A l’adolescence, j’ai cessé d’y participer rompant aussi cette tradition de piété familiale. Sinon, je crois que je n’aurais pas pu accéder à une foi personnelle. Bien sûr, nous n’avons donc pas imposé cette prière pratique à mes enfants. Nous nous sommes efforcés, mon épouse et moi, d’éviter toute forme de conditionnement.
Bien sûr, la vie familiale comportait un certain nombre de normes : essayer d’être aussi vrai que possible, éviter toute tricherie, l’honneteté dans la vie, le respect de l’autre, en particulier des invités dans la famille. Et par ailleurs, nous avons pensé que le plus probant était de manifester notre vie spirituelle face à nos enfants. Nous nous sommes efforcés d’entretenir un climat de dialogue. Nous avons permis à nos enfants de discuter avec le droit de ne pas être d’accord avec nous.
Chacun de nos enfants à eu son propre itinéraire.
Alors qu’ils sont tous mariés, père ou mère de famille, nous voyons que nos prières n’ont pas été vaines. Pour chacun la grâce de Dieu a été efficace et cela souvent malgré nous, surtout malgré moi.

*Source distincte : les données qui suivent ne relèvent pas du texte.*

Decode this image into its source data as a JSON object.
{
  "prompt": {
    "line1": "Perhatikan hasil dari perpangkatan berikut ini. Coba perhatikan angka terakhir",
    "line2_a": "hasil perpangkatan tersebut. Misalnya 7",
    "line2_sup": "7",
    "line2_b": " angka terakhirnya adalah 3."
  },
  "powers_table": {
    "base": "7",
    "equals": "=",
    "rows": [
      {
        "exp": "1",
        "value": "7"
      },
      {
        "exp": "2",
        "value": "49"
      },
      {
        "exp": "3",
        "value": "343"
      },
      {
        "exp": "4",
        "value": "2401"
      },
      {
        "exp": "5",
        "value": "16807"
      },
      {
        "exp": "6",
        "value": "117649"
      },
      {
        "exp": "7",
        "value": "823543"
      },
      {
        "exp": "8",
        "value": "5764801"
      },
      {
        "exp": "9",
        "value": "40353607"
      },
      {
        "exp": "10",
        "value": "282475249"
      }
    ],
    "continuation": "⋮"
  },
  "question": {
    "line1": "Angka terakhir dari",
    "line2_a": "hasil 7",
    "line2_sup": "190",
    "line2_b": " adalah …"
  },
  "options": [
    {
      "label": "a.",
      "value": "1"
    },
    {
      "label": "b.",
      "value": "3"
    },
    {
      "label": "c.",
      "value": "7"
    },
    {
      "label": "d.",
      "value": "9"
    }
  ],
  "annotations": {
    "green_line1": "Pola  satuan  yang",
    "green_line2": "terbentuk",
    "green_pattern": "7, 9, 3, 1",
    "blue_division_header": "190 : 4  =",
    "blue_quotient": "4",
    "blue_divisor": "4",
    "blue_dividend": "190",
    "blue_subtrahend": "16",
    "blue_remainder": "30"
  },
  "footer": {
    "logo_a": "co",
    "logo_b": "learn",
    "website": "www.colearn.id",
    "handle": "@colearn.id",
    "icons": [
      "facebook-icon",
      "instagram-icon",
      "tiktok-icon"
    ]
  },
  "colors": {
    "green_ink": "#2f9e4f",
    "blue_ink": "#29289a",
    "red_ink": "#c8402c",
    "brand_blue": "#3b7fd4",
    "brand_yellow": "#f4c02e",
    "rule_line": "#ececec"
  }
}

Ainsi, les cheminements ont été divers. Nous avons accepté qu’ils vivent leur propre itinéraire et même des formes de contestation. Cela n’a pas toujours été facile et nous avons vécu les problèmes dans la prière, sans jamais rompre la relation.

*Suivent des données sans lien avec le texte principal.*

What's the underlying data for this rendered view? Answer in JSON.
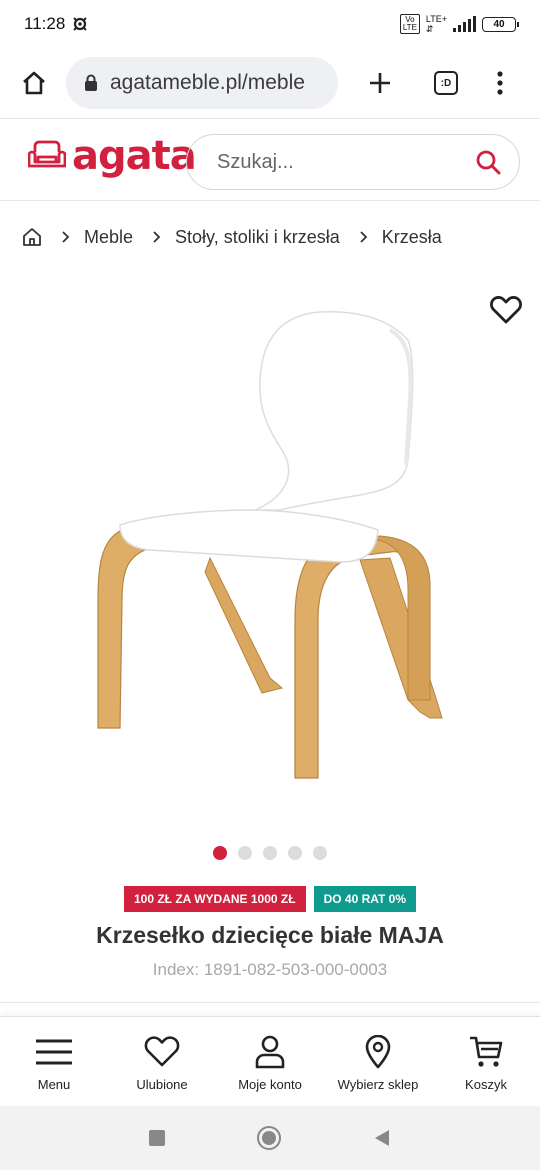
{
  "status_bar": {
    "time": "11:28",
    "network_badge_top": "Vo",
    "network_badge_bottom": "LTE",
    "network_type": "LTE+",
    "battery": "40"
  },
  "browser": {
    "url": "agatameble.pl/meble",
    "tabs_label": ":D",
    "icons": [
      "home-icon",
      "lock-icon",
      "plus-icon",
      "tabs-icon",
      "more-vert-icon"
    ]
  },
  "site": {
    "logo_text": "agata",
    "search_placeholder": "Szukaj...",
    "brand_color": "#d1213f"
  },
  "breadcrumb": {
    "items": [
      "Meble",
      "Stoły, stoliki i krzesła",
      "Krzesła"
    ]
  },
  "carousel": {
    "total": 5,
    "active_index": 0
  },
  "product": {
    "badges": [
      {
        "label": "100 ZŁ ZA WYDANE 1000 ZŁ",
        "color": "#d1213f"
      },
      {
        "label": "DO 40 RAT 0%",
        "color": "#0e9b8d"
      }
    ],
    "title": "Krzesełko dziecięce białe MAJA",
    "index": "Index: 1891-082-503-000-0003"
  },
  "bottom_nav": {
    "items": [
      {
        "label": "Menu",
        "icon": "menu-icon"
      },
      {
        "label": "Ulubione",
        "icon": "heart-icon"
      },
      {
        "label": "Moje konto",
        "icon": "user-icon"
      },
      {
        "label": "Wybierz sklep",
        "icon": "location-pin-icon"
      },
      {
        "label": "Koszyk",
        "icon": "cart-icon"
      }
    ]
  }
}
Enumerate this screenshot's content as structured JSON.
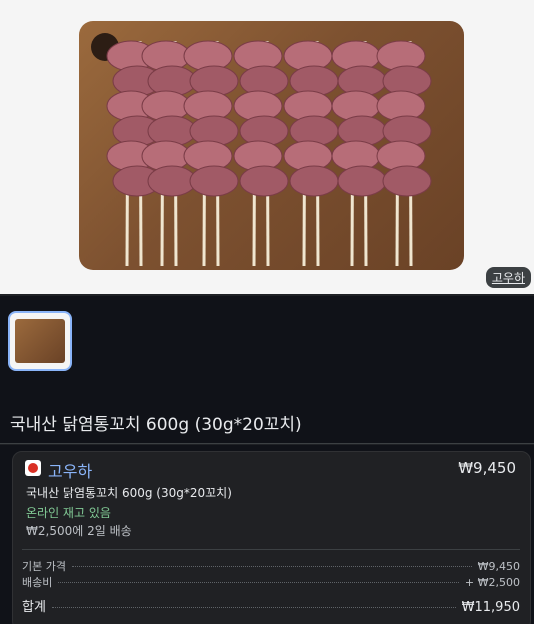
{
  "hero": {
    "source_badge": "고우하"
  },
  "product": {
    "title": "국내산 닭염통꼬치 600g (30g*20꼬치)"
  },
  "offer": {
    "seller_name": "고우하",
    "price": "₩9,450",
    "product_name": "국내산 닭염통꼬치 600g (30g*20꼬치)",
    "stock": "온라인 재고 있음",
    "shipping": "₩2,500에 2일 배송",
    "breakdown": {
      "base_label": "기본 가격",
      "base_value": "₩9,450",
      "ship_label": "배송비",
      "ship_value": "+ ₩2,500",
      "total_label": "합계",
      "total_value": "₩11,950"
    }
  },
  "colors": {
    "accent": "#8ab4f8",
    "in_stock": "#81c995",
    "background": "#101218"
  }
}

Aujourd’hui, nos enfants nous disent : vous nous avez donné des normes. Vous nous avez donné un climat spirituel qui nous permet maintenant d’être ce que nous sommes.
Ainsi, nous avons fait l’expérience que la bénédiction de Dieu repose sur le couple chrétien.
Aujourd’hui cette bénédiction repose sur les foyers de nos enfants.